Tödlicher Angriff auf Gasinfrastruktur: 55-jähriger Betreiber stirbt, über 5000 Haushalte ohne Versorgung.
Russische Angriffe legen „Naftogaz“-Anlagen lahm
Nach Angaben von Novyny.live: Seit drei Tagen bombardieren russische Streitkräfte Einrichtungen des staatlichen Energieunternehmens „Naftogaz“ in der Oblast Poltawa. Dabei kam der 55-jährige Anlagenbetreiber Roman Tschmyhun ums Leben. Die anhaltenden Attacken richten schwere Schäden an der regionalen Infrastruktur an.
Bis zum 27. März waren infolge der Beschüsse bereits 5040 Haushalte in der Oblast Poltawa von der Gasversorgung abgeschnitten. Die militärischen Aktionen gehen mit erheblichen Verlusten und Zerstörungen einher. Der Angriff auf die kritische Infrastruktur zeigt einmal mehr die gezielte Taktik des Gegners, die Zivilbevölkerung zu treffen.
In einer Stellungnahme von „Naftogaz“ heißt es: „Eine äußerst schwierige Woche.

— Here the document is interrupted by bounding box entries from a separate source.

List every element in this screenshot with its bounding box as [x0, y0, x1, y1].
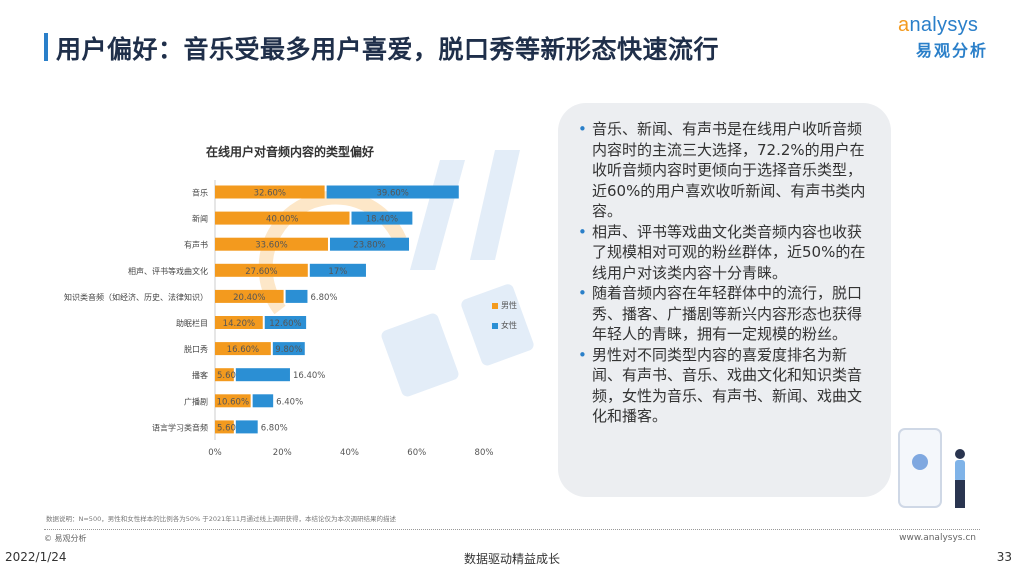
data-label: 17%	[328, 267, 347, 277]
footer-divider	[44, 529, 980, 530]
data-label: 10.60%	[217, 397, 249, 407]
bar-male	[215, 237, 328, 251]
category-label: 新闻	[192, 214, 208, 224]
bar-female	[285, 289, 308, 303]
category-label: 相声、评书等戏曲文化	[128, 266, 208, 276]
category-label: 脱口秀	[184, 344, 208, 354]
data-label: 14.20%	[223, 319, 255, 329]
bar-male	[215, 368, 234, 382]
page-number: 33	[996, 550, 1012, 564]
legend-female: 女性	[492, 320, 517, 331]
bar-female	[264, 316, 307, 329]
data-label: 5.60%	[217, 423, 244, 433]
logo-en: analysys	[898, 14, 979, 36]
category-label: 语言学习类音频	[152, 422, 208, 432]
x-tick-label: 80%	[475, 448, 494, 458]
play-icon	[912, 454, 928, 470]
logo-cn: 易观分析	[916, 41, 989, 60]
insight-panel: 音乐、新闻、有声书是在线用户收听音频内容时的主流三大选择，72.2%的用户在收听…	[558, 103, 891, 497]
data-label: 9.80%	[275, 345, 302, 355]
phone-illustration-icon	[898, 428, 942, 508]
data-label: 16.60%	[227, 345, 259, 355]
data-label: 40.00%	[266, 215, 298, 225]
chart-title: 在线用户对音频内容的类型偏好	[205, 145, 374, 159]
data-label: 20.40%	[233, 293, 265, 303]
legend-label-female: 女性	[501, 321, 517, 330]
copyright: © 易观分析	[44, 534, 87, 543]
data-label: 6.80%	[261, 423, 288, 433]
bar-female	[235, 420, 258, 434]
data-label: 39.60%	[376, 189, 408, 199]
legend-male: 男性	[492, 300, 517, 311]
bar-male	[215, 342, 271, 356]
data-label: 12.60%	[269, 319, 301, 329]
page-title: 用户偏好：音乐受最多用户喜爱，脱口秀等新形态快速流行	[56, 35, 720, 64]
legend-swatch-female	[492, 322, 498, 329]
category-label: 播客	[192, 370, 208, 380]
bar-male	[215, 316, 263, 329]
data-label: 27.60%	[245, 267, 277, 277]
x-tick-label: 60%	[407, 448, 426, 458]
category-label: 有声书	[184, 240, 208, 250]
bar-female	[326, 185, 459, 199]
data-note: 数据说明：N=500，男性和女性样本的比例各为50% 于2021年11月通过线上…	[46, 515, 397, 523]
bar-male	[215, 185, 325, 199]
bar-chart: 音乐 32.60% 39.60% 新闻 40.00% 18.40% 有声书 33.60% 23.…	[64, 180, 494, 458]
bar-female	[235, 368, 290, 382]
category-label: 知识类音频（如经济、历史、法律知识）	[64, 292, 208, 302]
category-label: 音乐	[192, 188, 208, 198]
legend-swatch-male	[492, 302, 498, 309]
logo: analysys 易观分析	[898, 14, 998, 61]
watermark-graphic	[258, 150, 534, 397]
bar-male	[215, 211, 350, 225]
data-label: 32.60%	[254, 189, 286, 199]
bar-female	[329, 237, 410, 251]
person-illustration-icon	[955, 449, 965, 508]
bar-female	[309, 263, 366, 277]
x-tick-label: 0%	[208, 448, 222, 458]
bar-male	[215, 263, 308, 277]
bullet-1: 音乐、新闻、有声书是在线用户收听音频内容时的主流三大选择，72.2%的用户在收听…	[578, 119, 875, 222]
x-tick-label: 40%	[340, 448, 359, 458]
bar-male	[215, 394, 251, 408]
bar-female	[252, 394, 274, 408]
date: 2022/1/24	[5, 550, 67, 564]
category-label: 广播剧	[184, 396, 208, 406]
data-label: 23.80%	[353, 241, 385, 251]
website-link[interactable]: www.analysys.cn	[899, 533, 976, 543]
slogan: 数据驱动精益成长	[463, 552, 560, 566]
bullet-3: 随着音频内容在年轻群体中的流行，脱口秀、播客、广播剧等新兴内容形态也获得年轻人的…	[578, 283, 875, 345]
bar-male	[215, 289, 284, 303]
bullet-4: 男性对不同类型内容的喜爱度排名为新闻、有声书、音乐、戏曲文化和知识类音频，女性为…	[578, 345, 875, 427]
data-label: 16.40%	[293, 371, 325, 381]
title-accent-bar	[44, 33, 48, 61]
category-label: 助眠栏目	[176, 318, 208, 328]
data-label: 5.60%	[217, 371, 244, 381]
bar-male	[215, 420, 234, 434]
legend-label-male: 男性	[501, 301, 517, 310]
bullet-2: 相声、评书等戏曲文化类音频内容也收获了规模相对可观的粉丝群体，近50%的在线用户…	[578, 222, 875, 284]
bar-female	[272, 342, 305, 356]
x-tick-label: 20%	[273, 448, 292, 458]
data-label: 18.40%	[366, 215, 398, 225]
data-label: 6.80%	[310, 293, 337, 303]
bar-female	[351, 211, 413, 225]
data-label: 33.60%	[255, 241, 287, 251]
data-label: 6.40%	[276, 397, 303, 407]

Bereits den dritten Tag in Folge werden Anlagen von Naftogaz in der Region Poltawa angegriffen. Wir erleiden einen schmerzhaften Verlust.“
Am 28. März griff Russland die Ukraine mit 273 Kampfdrohnen an – ein Beleg für die Eskalation des Konflikts und die wachsende Gefahr für zivile Einrichtungen. Die Lage bleibt angespannt, und die Zerstörungen könnten weitreichende Folgen für die Bewohner der Region haben.
Auswirkungen auf den Alltag der Bevölkerung
Die Angriffe auf kritische Infrastruktur wie „Naftogaz“ verdeutlichen nicht nur die militärische Aggression Russlands, sondern auch deren direkte Auswirkungen auf das tägliche Leben der Ukrainer. Der Ausfall der Gasversorgung für tausende Haushalte zeigt die schwerwiegenden Konsequenzen für die Wirtschaft und soziale Stabilität der Region.
Im anhaltenden Krieg können derartige Schläge den humanitären Bedarf erhöhen und die Spannungen in der Bevölkerung verschärfen. Die Führung von „Naftogaz“ und die lokalen Behörden stehen nun unter Druck, umgehend Maßnahmen zur Wiederherstellung der Versorgung und zur Sicherheit der Menschen zu ergreifen.